— Убить себя — это еще куда ни шло, но совершить самоубийство, пригласив окружающих последовать вашему примеру, — это самый ужасный пример трусости, — говорит Следователь, не сводя настойчивого взгляда с Поэта-Криминолога. — Нет, не существует «красивых» преступлений, точно так же как нет оправдания самоубийцам, если только их к этому поступку не толкает физическое страдание!
— Аполлинер говорил почти то же самое, — подает голос Литературовед.
— Помните его знаменитую фразу? — восклицает Поэт-Криминолог. — «Избавьте меня от физических страданий, а с моральными я разберусь сам».
— Вот именно!
— И он умер от трепанации черепа.
— Давайте вернемся к делу, — нервничает Следователь.
— Вы правы, — со смехом отвечает Поэт-Криминолог. — Итак, мы остановились на том, что наш Литературовед днем прогуливался с Карлом, а ночи проводил в пивной с Юлием. И, рассказывая об одном, он, в результате, обрисовывал нам другого. Их сочинения — это как эхо, улавливаемое летучими мышами. Они не просто дополняют друг друга — мы находим в них то, что раньше было от всех скрыто. Так при раскопках в Помпее находили слепки от тел людей, которых извержение вулкана застигло во время сна. Задохнувшиеся от испарений, засыпанные раскаленным пеплом, они, медленно разлагаясь, пролежали нетронутыми две тысячи лет. За это время пепел под действием дождей превратился в цемент, такой же твердый, как и базальт. И вот каким-то археологам, не лишенным художественного мышления, пришла в голову замечательная идея залить гипс в эти слепки, чтобы получить отпечатки погибших во сне. Невыносимая по своей жестокости картина.
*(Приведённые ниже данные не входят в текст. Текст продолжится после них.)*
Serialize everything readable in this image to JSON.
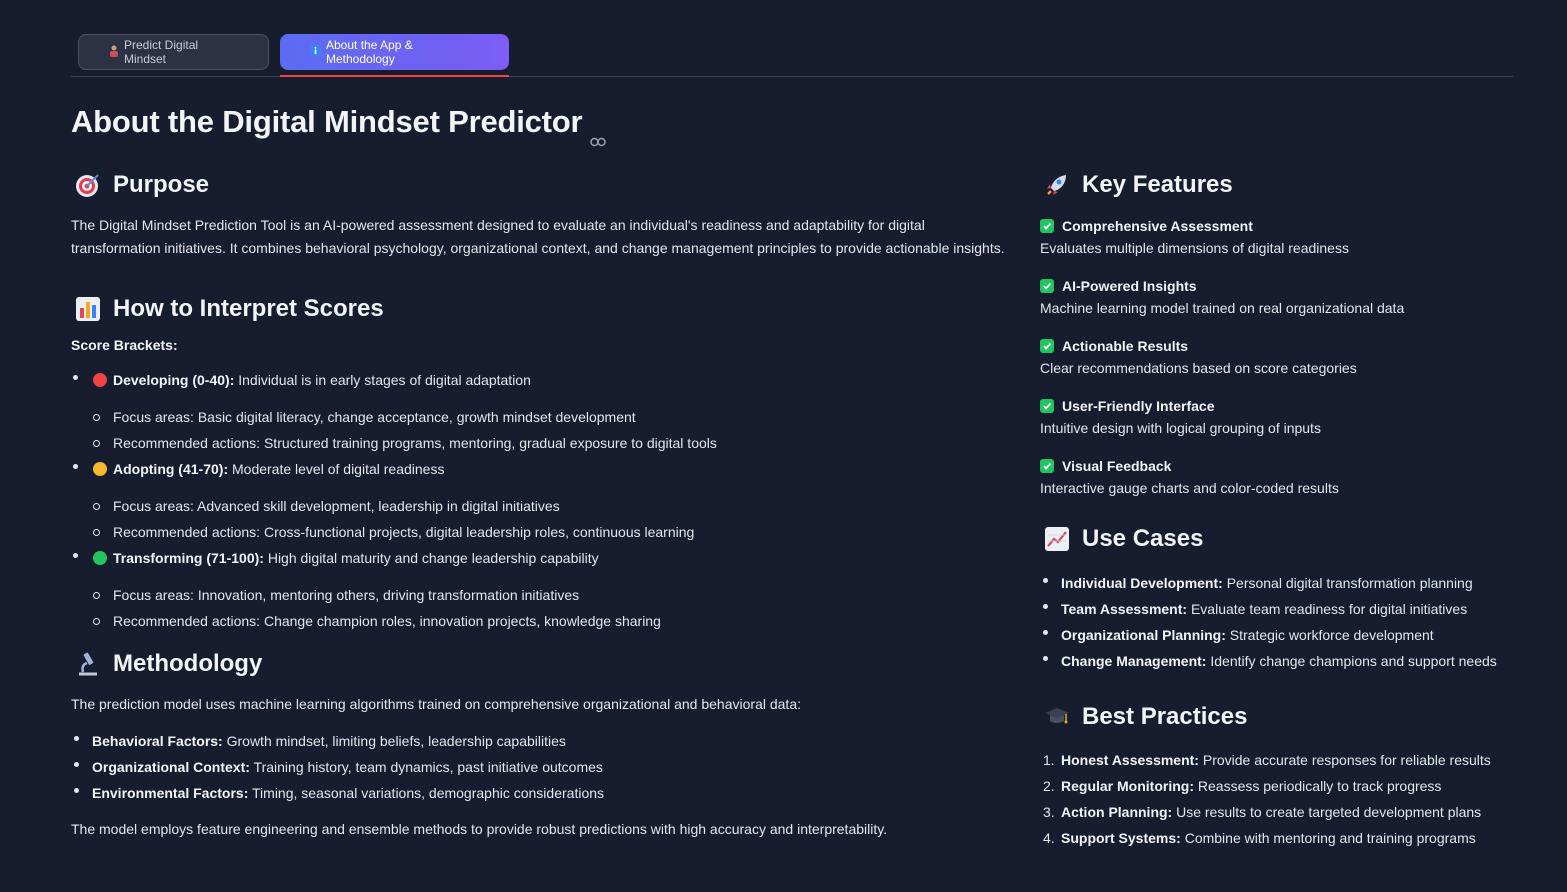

— Понимаю, к чему вы клоните, — говорит Литературовед. — Вы говорите об иносказаниях, да? Думая при этом о Рильке и женщине, о которой он пишет?
— Вот именно! И о том, что его почитатели, не имея возможности назвать ее прямо, оставляли лишь многоточие…
— Помните известную фразу Витгенштейна[5]: «То, что нельзя сказать…»? Слова необходимы человеку для того, чтобы высказываться и таким образом выражать невыразимое. А эта фраза Витгенштейна, цитируемая по поводу и без, могла бы, наоборот, означать, что невозможность высказаться приводит к иносказаниям, завуалированный смысл которых становится ясным лишь по прошествии времени.
— «Не забывайте, — говорил мне Юлий, — что Карл без Юлия — ничто и что без Карла Юлий не был бы Юлием. Своим существованием мой брат вызывает у меня желание перестать существовать. Там, где его считают писателем, я не считаюсь писателем. Если он решает создать, как говорят, семейный очаг, я остаюсь один и без семейного очага. Он женится. Я — нет. И представьте себе, что, не любя ту, которую звали Бель, но закрепив этот семейный союз без любви тремя детьми, Карл завел Юлия в окончательный и бесповоротный любовный тупик, так как Юлий всю жизнь мечтал только о Бель». Вот в чем признался мне Юлий в cantina. А днем Карл, говоря о Юлии, пытался выведать, что сказал тот ночью. Представляете, как ликовал литературовед во мне, слушая уклончивые ответы двух старых братьев! Прошлой ночью в неоконченной рукописи Карла я нашел странные фразы: Нигилистический восторг Тристана. Состояние нирваны. Смертельное восхищение романтизмом. Какой мощью нужно обладать, чтобы противостоять темным колдовским силам? Является ли любовь волшебным лекарством, способным обратить во благо жизни всё двусмысленное и разрушительное? Но как тяжело изучить язык любви! Какую стыдливость нужно преодолеть, сколько проявить угодливости! Это основные высказывания, а их там — пруд пруди. А в конце одной страницы я прочитал наспех набросанные слова: Я не жил. Я писал. Я не сделал ничего, что потом не описал бы. Фатальная абсурдность! Может, мне удастся хотя бы моя смерть? Затем он зачеркнул несколько слов — конечно же, главных! — и дальше написал: Смерть — это загадка, которую мы должны сделать еще более… тут слово таинственной вычеркнуто и заменено на проблематичной. Есть еще одна вещь, о которой я вам пока не хотел говорить, — признается Литературовед, закуривая сигарету: — У меня возникло одно подозрение, которое очень быстро превратилось в уверенность: незаконченная рукопись Карла написана не только его рукой.
5
Витгенштейн Людвиг (1889–1951) — австрийский философ и логик, представитель аналитической философии. Философию понимал как «критику языка».